Le sourire lumineux de Kai se fana. Il posa par réflexe la main sur la bourse à sa taille, comme s'il craignait que Jimin ne souhaite soudain qu'il la lui rende. La peur qui se lisait sur son visage et jusqu'au fond de son regard peina Yoongi.
« C'est pourquoi, continua la générale Choi, nous avons trouvé une solution qui nous paraissait plus correcte vis-à-vis de vous et de vos capacités : Kai, accepteriez-vous d'entrer dès maintenant dans l'armée afin d'être formé au poste de héraut ? La solde n'est pas aussi élevée qu'on l'imagine, mais elle permet largement de faire vivre... disons, une famille avec quelques enfants, sans compter que les hérauts peuvent espérer des primes selon leur efficacité. »

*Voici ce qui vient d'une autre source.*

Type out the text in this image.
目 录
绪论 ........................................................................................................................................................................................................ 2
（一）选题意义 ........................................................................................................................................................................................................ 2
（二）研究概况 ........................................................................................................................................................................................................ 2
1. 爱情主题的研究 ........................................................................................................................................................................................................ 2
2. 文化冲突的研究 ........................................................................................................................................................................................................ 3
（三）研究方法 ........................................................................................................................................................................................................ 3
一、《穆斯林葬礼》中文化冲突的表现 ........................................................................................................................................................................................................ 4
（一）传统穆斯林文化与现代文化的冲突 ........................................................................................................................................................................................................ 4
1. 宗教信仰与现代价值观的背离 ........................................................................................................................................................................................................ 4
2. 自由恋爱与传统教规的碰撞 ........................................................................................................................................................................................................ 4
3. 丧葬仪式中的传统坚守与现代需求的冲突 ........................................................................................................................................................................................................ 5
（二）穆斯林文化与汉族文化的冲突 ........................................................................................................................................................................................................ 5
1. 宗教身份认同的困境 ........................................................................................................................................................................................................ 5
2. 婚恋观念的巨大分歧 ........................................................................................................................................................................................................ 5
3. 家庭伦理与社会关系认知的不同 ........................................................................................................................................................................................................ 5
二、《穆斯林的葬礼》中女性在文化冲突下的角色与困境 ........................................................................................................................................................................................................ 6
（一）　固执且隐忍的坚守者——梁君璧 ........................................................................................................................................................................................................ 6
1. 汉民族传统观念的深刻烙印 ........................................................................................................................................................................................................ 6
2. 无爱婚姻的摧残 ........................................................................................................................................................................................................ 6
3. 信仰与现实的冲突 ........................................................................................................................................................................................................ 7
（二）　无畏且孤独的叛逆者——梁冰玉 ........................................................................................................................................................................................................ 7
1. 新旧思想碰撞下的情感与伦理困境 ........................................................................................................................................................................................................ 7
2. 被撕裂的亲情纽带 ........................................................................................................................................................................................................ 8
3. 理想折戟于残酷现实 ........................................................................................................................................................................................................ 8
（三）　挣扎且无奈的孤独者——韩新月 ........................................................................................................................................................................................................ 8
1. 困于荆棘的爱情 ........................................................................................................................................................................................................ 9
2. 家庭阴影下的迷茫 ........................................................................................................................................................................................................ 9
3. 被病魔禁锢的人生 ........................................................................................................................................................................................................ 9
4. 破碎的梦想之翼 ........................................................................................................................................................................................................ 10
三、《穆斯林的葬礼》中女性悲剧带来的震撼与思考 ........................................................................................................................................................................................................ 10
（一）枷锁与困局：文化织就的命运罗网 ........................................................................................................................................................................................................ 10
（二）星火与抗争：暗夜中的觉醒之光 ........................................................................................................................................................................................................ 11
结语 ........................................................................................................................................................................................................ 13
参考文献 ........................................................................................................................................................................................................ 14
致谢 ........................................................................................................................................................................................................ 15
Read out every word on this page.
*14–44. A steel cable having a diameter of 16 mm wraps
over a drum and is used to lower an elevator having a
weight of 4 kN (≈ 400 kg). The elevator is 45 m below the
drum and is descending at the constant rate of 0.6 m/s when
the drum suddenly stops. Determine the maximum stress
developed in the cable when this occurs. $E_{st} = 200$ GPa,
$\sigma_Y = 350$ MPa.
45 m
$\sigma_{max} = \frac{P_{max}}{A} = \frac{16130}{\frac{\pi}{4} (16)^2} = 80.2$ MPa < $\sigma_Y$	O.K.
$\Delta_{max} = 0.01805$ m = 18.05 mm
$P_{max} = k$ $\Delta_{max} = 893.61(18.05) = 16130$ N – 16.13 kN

Sa mâchoire s'en décrocha. Kai sentit son cœur rater un battement avant d'effectuer un bond pour se tordre ensuite dans sa poitrine, et il garda ses yeux écarquillés rivés sur la femme qui lui souriait à présent. L'idée, aussi surprenant que cela puisse paraître, venait de celui qui s'était montré le plus hostile envers Kai : Beomgyu. Le jeune lieutenant avait refusé d'offrir une quelconque somme d'argent au petit voleur, et alors que Jimin était convaincu qu'il lui en voulait encore pour les pommes dérobées, Beomgyu avait enchaîné en expliquant qu'il fallait une solution pérenne pour l'aider à sortir une bonne fois pour toutes de la misère. Et dès l'instant où il avait vu Kai filer à la vitesse de la foudre, il l'avait imaginé héraut.
Beomgyu avait proposé de superviser lui-même la formation du garçon, puis de s'occuper de ses camarades une fois que ces derniers atteindraient l'âge de travailler à leur tour, de cette manière chacun bénéficierait d'un emploi qui lui correspondrait – cela l'occuperait durant sa convalescence. Jimin n'en avait pas cru ses oreilles, puis il avait compris qu'il avait depuis le début fait fausse route à propos du militaire : Beomgyu était une personne foncièrement bonne.
Grâce à lui, Kai recevrait de quoi continuer de nourrir ses amis – ses petits frères et ses petites sœurs, comme il les appelait parfois –, et plus jamais ne lui viendrait la tentation de voler de quoi survivre. Et puis, à ses yeux, aucun doute à ce sujet : Kai deviendrait un messager d'exception.